Il y avait de quoi avoir peur – et pas dans le bon sens du terme. Que Lee Buford de The Body, Kristin Hayter de Lingua Ignota et Dylan Walker de Full of Hell se réunissent et décident de faire de la musique ensemble a probablement dû en émoustiller plus d’un, impatient d’entendre le résultat. J’étais pour ma part extrêmement inquiet, voyant déjà dans Sightless Pit de quoi craindre ce que certaines collaborations de The Body pouvaient avoir de lustré, tape-à-l’œil, timide et frustrant (à la manière de celles faites avec Krieg, The Haxan Cloak ou encore... hé oui, Full of Hell).
Et les premiers tours de
Grave of a Dog ne m’ont pas rassuré sur ce sujet. Doté d’une production très travaillée, cristalline au point de donner l’impression d’avoir lavé ses machines et voix de la plus pure des eaux, il emporte dans une marée de paradoxes où seuls quelques instants surnagent.

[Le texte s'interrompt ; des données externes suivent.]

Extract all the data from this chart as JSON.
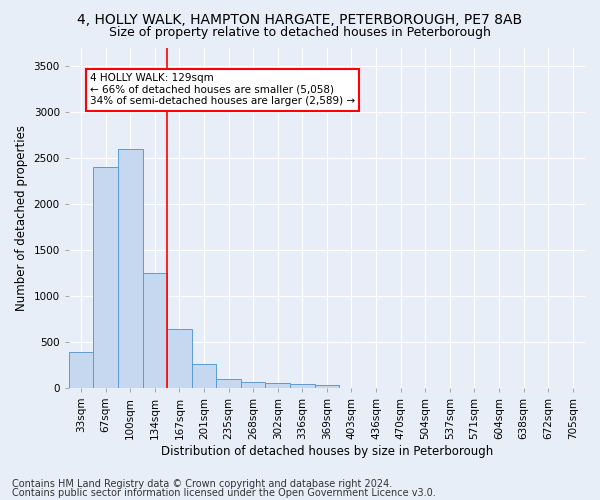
{
  "title1": "4, HOLLY WALK, HAMPTON HARGATE, PETERBOROUGH, PE7 8AB",
  "title2": "Size of property relative to detached houses in Peterborough",
  "xlabel": "Distribution of detached houses by size in Peterborough",
  "ylabel": "Number of detached properties",
  "footer1": "Contains HM Land Registry data © Crown copyright and database right 2024.",
  "footer2": "Contains public sector information licensed under the Open Government Licence v3.0.",
  "categories": [
    "33sqm",
    "67sqm",
    "100sqm",
    "134sqm",
    "167sqm",
    "201sqm",
    "235sqm",
    "268sqm",
    "302sqm",
    "336sqm",
    "369sqm",
    "403sqm",
    "436sqm",
    "470sqm",
    "504sqm",
    "537sqm",
    "571sqm",
    "604sqm",
    "638sqm",
    "672sqm",
    "705sqm"
  ],
  "bar_values": [
    390,
    2400,
    2600,
    1250,
    640,
    260,
    100,
    60,
    55,
    45,
    35,
    0,
    0,
    0,
    0,
    0,
    0,
    0,
    0,
    0,
    0
  ],
  "bar_color": "#c5d8f0",
  "bar_edge_color": "#5b9bd5",
  "vline_x": 3.5,
  "vline_color": "red",
  "annotation_line1": "4 HOLLY WALK: 129sqm",
  "annotation_line2": "← 66% of detached houses are smaller (5,058)",
  "annotation_line3": "34% of semi-detached houses are larger (2,589) →",
  "annotation_box_color": "white",
  "annotation_box_edge_color": "red",
  "ylim": [
    0,
    3700
  ],
  "yticks": [
    0,
    500,
    1000,
    1500,
    2000,
    2500,
    3000,
    3500
  ],
  "background_color": "#e8eef8",
  "grid_color": "white",
  "title1_fontsize": 10,
  "title2_fontsize": 9,
  "xlabel_fontsize": 8.5,
  "ylabel_fontsize": 8.5,
  "tick_fontsize": 7.5,
  "footer_fontsize": 7
}
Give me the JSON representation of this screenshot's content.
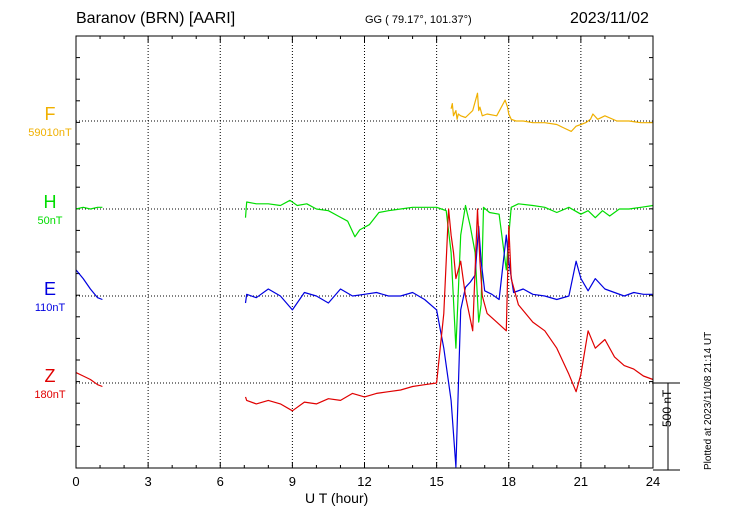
{
  "header": {
    "station": "Baranov (BRN)  [AARI]",
    "coords": "GG ( 79.17°, 101.37°)",
    "date": "2023/11/02"
  },
  "footer": {
    "plotted": "Plotted at 2023/11/08 21:14 UT"
  },
  "colors": {
    "F": "#f0b000",
    "H": "#00dd00",
    "E": "#0000e0",
    "Z": "#e00000"
  },
  "chart_data": {
    "type": "line",
    "xlabel": "U T (hour)",
    "xlim": [
      0,
      24
    ],
    "xticks": [
      "0",
      "3",
      "6",
      "9",
      "12",
      "15",
      "18",
      "21",
      "24"
    ],
    "scale_bar": "500 nT",
    "series": [
      {
        "name": "F",
        "baseline_label": "59010nT",
        "x": [
          15.6,
          15.65,
          15.7,
          15.8,
          15.85,
          15.9,
          16.0,
          16.2,
          16.5,
          16.7,
          16.75,
          16.8,
          16.9,
          17.1,
          17.5,
          17.85,
          17.95,
          18.0,
          18.1,
          18.3,
          18.6,
          19.0,
          19.5,
          20.0,
          20.3,
          20.6,
          20.8,
          21.0,
          21.2,
          21.4,
          21.5,
          21.7,
          22.0,
          22.5,
          23.0,
          23.5,
          24.0
        ],
        "values": [
          70,
          100,
          30,
          60,
          10,
          40,
          30,
          20,
          60,
          160,
          60,
          80,
          30,
          40,
          30,
          120,
          80,
          40,
          10,
          0,
          0,
          -10,
          -10,
          -20,
          -40,
          -60,
          -30,
          -20,
          -10,
          10,
          40,
          10,
          30,
          0,
          0,
          -10,
          -10
        ]
      },
      {
        "name": "H",
        "baseline_label": "50nT",
        "x": [
          0.0,
          0.3,
          0.6,
          0.9,
          1.1,
          7.05,
          7.1,
          7.5,
          8.0,
          8.5,
          8.9,
          9.2,
          9.6,
          10.0,
          10.5,
          10.9,
          11.3,
          11.6,
          11.8,
          12.2,
          12.6,
          13.0,
          13.5,
          14.0,
          14.5,
          15.0,
          15.2,
          15.4,
          15.6,
          15.8,
          16.0,
          16.2,
          16.4,
          16.6,
          16.75,
          16.85,
          16.95,
          17.2,
          17.6,
          17.9,
          18.0,
          18.1,
          18.4,
          19.0,
          19.5,
          20.0,
          20.5,
          21.0,
          21.3,
          21.6,
          21.9,
          22.2,
          22.6,
          23.0,
          23.5,
          24.0
        ],
        "values": [
          0,
          10,
          0,
          10,
          10,
          -50,
          40,
          30,
          30,
          20,
          50,
          20,
          30,
          0,
          -10,
          -40,
          -70,
          -160,
          -120,
          -90,
          -20,
          -10,
          0,
          10,
          10,
          10,
          0,
          -10,
          -250,
          -800,
          -150,
          20,
          -100,
          -250,
          -650,
          -550,
          10,
          -20,
          -30,
          -350,
          -150,
          10,
          30,
          20,
          10,
          -20,
          10,
          -30,
          -10,
          -50,
          -10,
          -40,
          0,
          0,
          10,
          20
        ]
      },
      {
        "name": "E",
        "baseline_label": "110nT",
        "x": [
          0.0,
          0.3,
          0.6,
          0.9,
          1.1,
          7.05,
          7.1,
          7.5,
          8.0,
          8.5,
          9.0,
          9.5,
          10.0,
          10.5,
          11.0,
          11.5,
          12.0,
          12.5,
          13.0,
          13.5,
          14.0,
          14.5,
          15.0,
          15.3,
          15.6,
          15.8,
          16.0,
          16.2,
          16.4,
          16.6,
          16.75,
          16.85,
          17.0,
          17.3,
          17.6,
          17.9,
          18.0,
          18.2,
          18.6,
          19.0,
          19.5,
          20.0,
          20.5,
          20.8,
          21.0,
          21.3,
          21.6,
          22.0,
          22.4,
          22.8,
          23.2,
          23.6,
          24.0
        ],
        "values": [
          150,
          100,
          40,
          -10,
          -20,
          -40,
          10,
          -10,
          40,
          0,
          -80,
          20,
          0,
          -40,
          40,
          0,
          10,
          20,
          0,
          0,
          20,
          -20,
          -80,
          -300,
          -600,
          -1200,
          -80,
          50,
          80,
          120,
          400,
          200,
          30,
          10,
          -20,
          350,
          200,
          20,
          40,
          10,
          0,
          -20,
          0,
          200,
          100,
          30,
          100,
          40,
          20,
          0,
          20,
          10,
          10
        ]
      },
      {
        "name": "Z",
        "baseline_label": "180nT",
        "x": [
          0.0,
          0.3,
          0.6,
          0.9,
          1.1,
          7.05,
          7.1,
          7.5,
          8.0,
          8.5,
          9.0,
          9.5,
          10.0,
          10.5,
          11.0,
          11.5,
          12.0,
          12.5,
          13.0,
          13.5,
          14.0,
          14.5,
          15.0,
          15.3,
          15.5,
          15.6,
          15.7,
          15.8,
          16.0,
          16.2,
          16.5,
          16.7,
          16.8,
          16.9,
          17.1,
          17.5,
          17.9,
          18.0,
          18.1,
          18.4,
          19.0,
          19.5,
          20.0,
          20.5,
          20.8,
          21.0,
          21.3,
          21.6,
          22.0,
          22.4,
          22.8,
          23.2,
          23.6,
          24.0
        ],
        "values": [
          60,
          40,
          20,
          -10,
          -20,
          -80,
          -100,
          -120,
          -100,
          -120,
          -160,
          -110,
          -120,
          -90,
          -100,
          -60,
          -80,
          -60,
          -50,
          -40,
          -20,
          -10,
          0,
          400,
          1000,
          850,
          750,
          600,
          700,
          500,
          300,
          1000,
          700,
          500,
          400,
          350,
          300,
          900,
          600,
          450,
          350,
          300,
          200,
          50,
          -50,
          50,
          300,
          200,
          250,
          150,
          100,
          80,
          40,
          20
        ]
      }
    ]
  }
}
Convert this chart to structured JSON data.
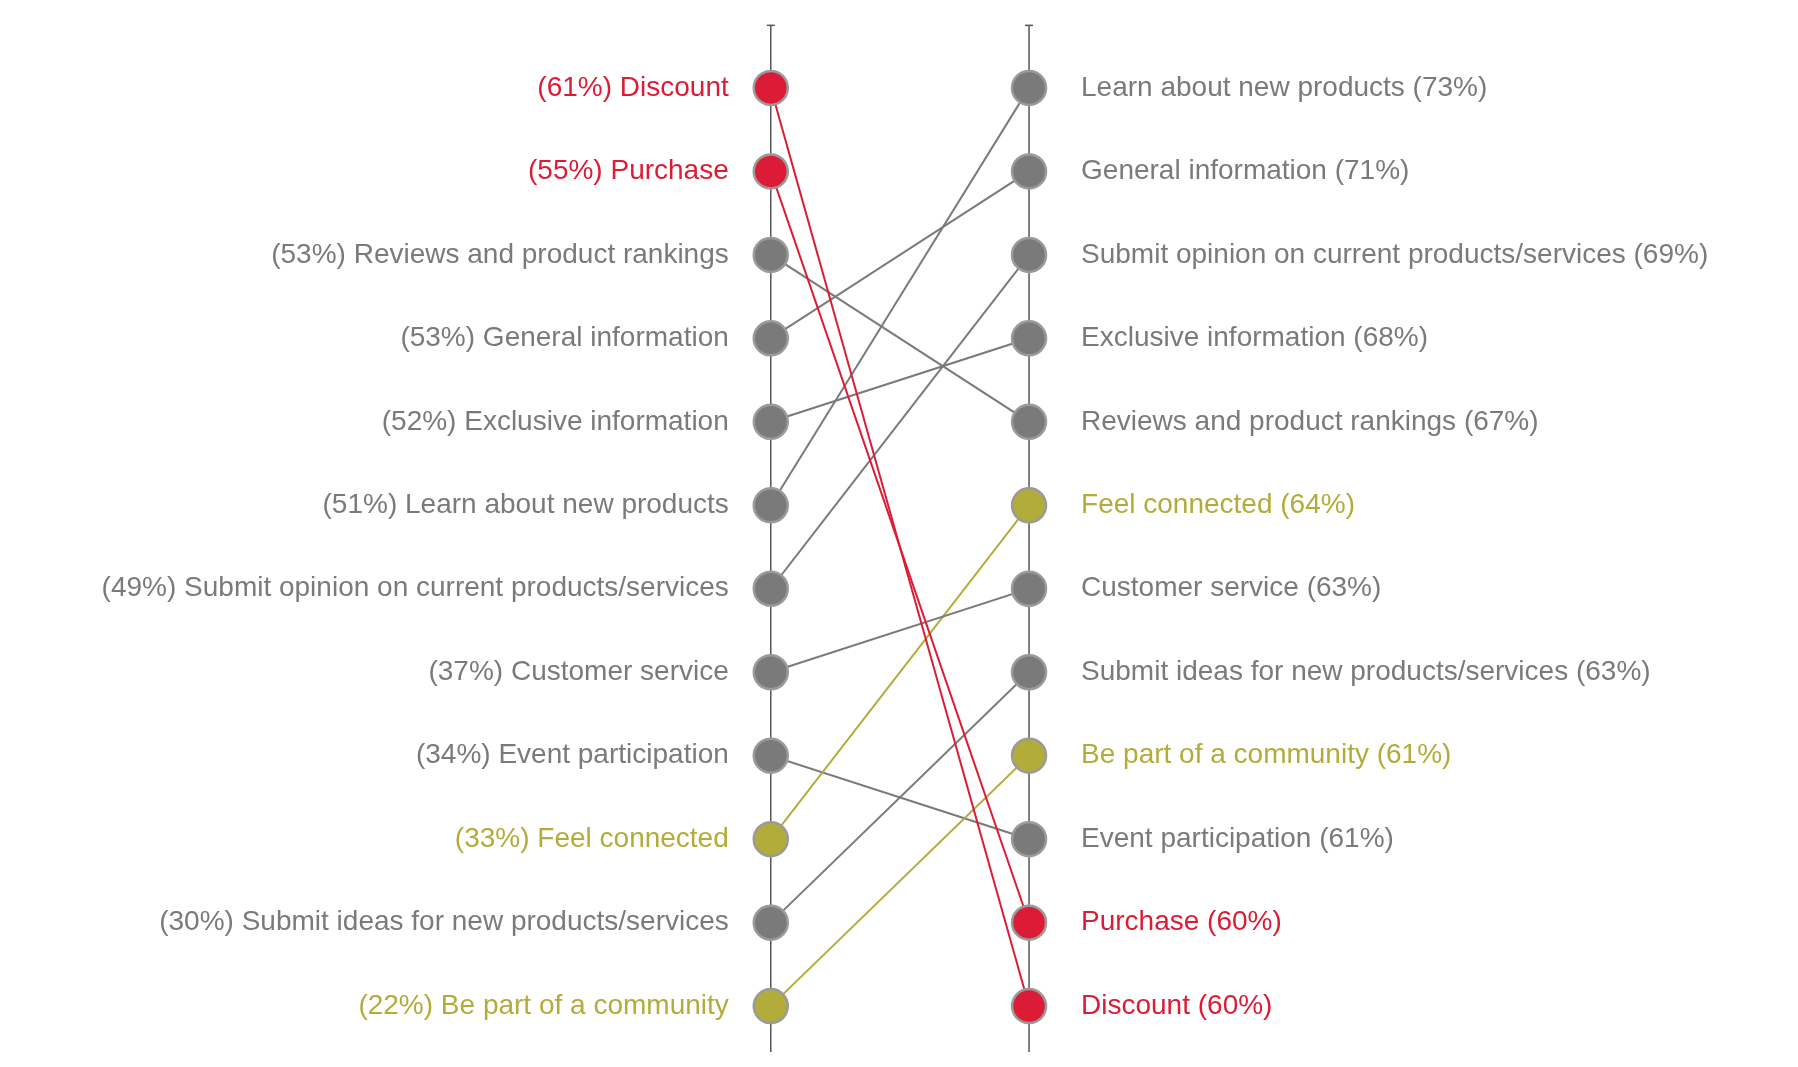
{
  "chart_data": {
    "type": "other",
    "categories": [
      "Purchase",
      "Discount",
      "Reviews and product rankings",
      "General information",
      "Exclusive information",
      "Learn about new products",
      "Submit opinion on current products/services",
      "Customer service",
      "Feel connected",
      "Submit ideas for new products/services",
      "Be part of a community",
      "Event participation"
    ],
    "colors": [
      "#dc1c36",
      "#dc1c36",
      "#7a7a7a",
      "#7a7a7a",
      "#7a7a7a",
      "#7a7a7a",
      "#7a7a7a",
      "#7a7a7a",
      "#b2ac3a",
      "#7a7a7a",
      "#b2ac3a",
      "#7a7a7a"
    ],
    "series": [
      {
        "values": [
          55,
          61,
          53,
          53,
          52,
          51,
          49,
          37,
          33,
          30,
          22,
          34
        ],
        "value_labels": [
          "(55%)",
          "(61%)",
          "(53%)",
          "(53%)",
          "(52%)",
          "(51%)",
          "(49%)",
          "(37%)",
          "(33%)",
          "(30%)",
          "(22%)",
          "(34%)"
        ]
      },
      {
        "values": [
          60,
          60,
          67,
          71,
          68,
          73,
          69,
          63,
          64,
          63,
          61,
          61
        ],
        "value_labels": [
          "(60%)",
          "(60%)",
          "(67%)",
          "(71%)",
          "(68%)",
          "(73%)",
          "(69%)",
          "(63%)",
          "(64%)",
          "(63%)",
          "(61%)",
          "(61%)"
        ]
      }
    ]
  }
}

Certes, il m’a donné tort dès le départ concernant les préjugés que j’avais envers Kristin Hayter (« The Ocean of Mercy » et « Violent Rain » m’ont fait fermer mon clapet bien vite) mais toujours est-il que je me suis retrouvé dérouté lors des premières rencontres avec ces trente-huit minutes inclassables, industrielles et électro, glauques et douces, efficaces et pleines de détours.
Il m’a fallu du temps. Du temps pour me déshabituer, ne plus chercher la part de qui, l’atmosphère de quoi. Du temps pour me déshabiller de mes préconceptions, du comment jouer les choses, du pourquoi je les écoute. Du temps pour faire tout le travail que Sightless Pit ne prend pas le temps de faire, comptant que l’on arrive vierge sur son territoire bien à lui, son monde magique et endeuillé, où l’horreur côtoie le recueillement, non pas dans un avant ou un après, mais comme les mêmes sensations d’un même monde parcouru en vitesse accélérée. Sans carte, sans boussole, nous voilà jeter dans les ronces par « Kingscorpse » et « Immersion Dispersal », deux titres qui coupent court à tout espoir de confort, des rythmiques forcenées portant une voix pleine des dégueulasseries qu’elle a vécues.
Grave of a Dog ne s’affiche pas comme un disque dans lequel on baigne : à l’image de sa pochette, il avance masqué et mortuaire, tel une ombre dans le noir, les quelques reflets que nous percevons signifiant qu’il est déjà trop tard.
Et pourtant, l’alchimie du trio est si totale que, les écoutes s’accumulant, se recherchant, l’album finissant par habiller notre quotidien, on se retrouve en plein émerveillement, pris et épris d’une poésie macabre telle qu’on n’en avait plus entendu depuis
I Have Fought Against It, But I Can’t Any Longer, dernier longue-durée de The Body en solitaire. Lee Buford est bien le corps de ses compositions-ci, sa patte se reconnaissant directement par l’amateur jusqu’à ce piano minimaliste, Erik Satie dans l’âme, naviguant fébrilement dans les eaux de « Love is Dead, All Love is Dead ». Mais
Grave of a Dog est bien une œuvre collective, où chacun montre ses meilleurs atouts. Ainsi, la voix de Kristin Hayter, incroyablement intense et juste, fait réévaluer la moue qu’avait créée son projet Lingua Ignota, sa présence vibrante et candide évoquant l’émotion ressentie lors de sa rencontre sur les planches. Une pureté se désolant de l’impur, que les vagissements ulcérés de Dylan Walker personnifient avec l’application du boucher, jusqu’à nous salir durablement en trois tours de main sur « Miles of Chain ».
Clairement, Sightless Pit est un projet qui, contrairement aux pronostics, n’a rien de timide. Le lustre qu’il utilise n’est là que pour mieux nous découper de ses outils à la précision chirurgicale. Non pas tape-à-l’œil mais prend-à-la-gorge, il reste cependant bel et bien frustrant, tant on rêve à s’installer davantage dans son univers étrange et familier. Un imaginaire où
Grave of a Dog nous laisse mort, et en chien.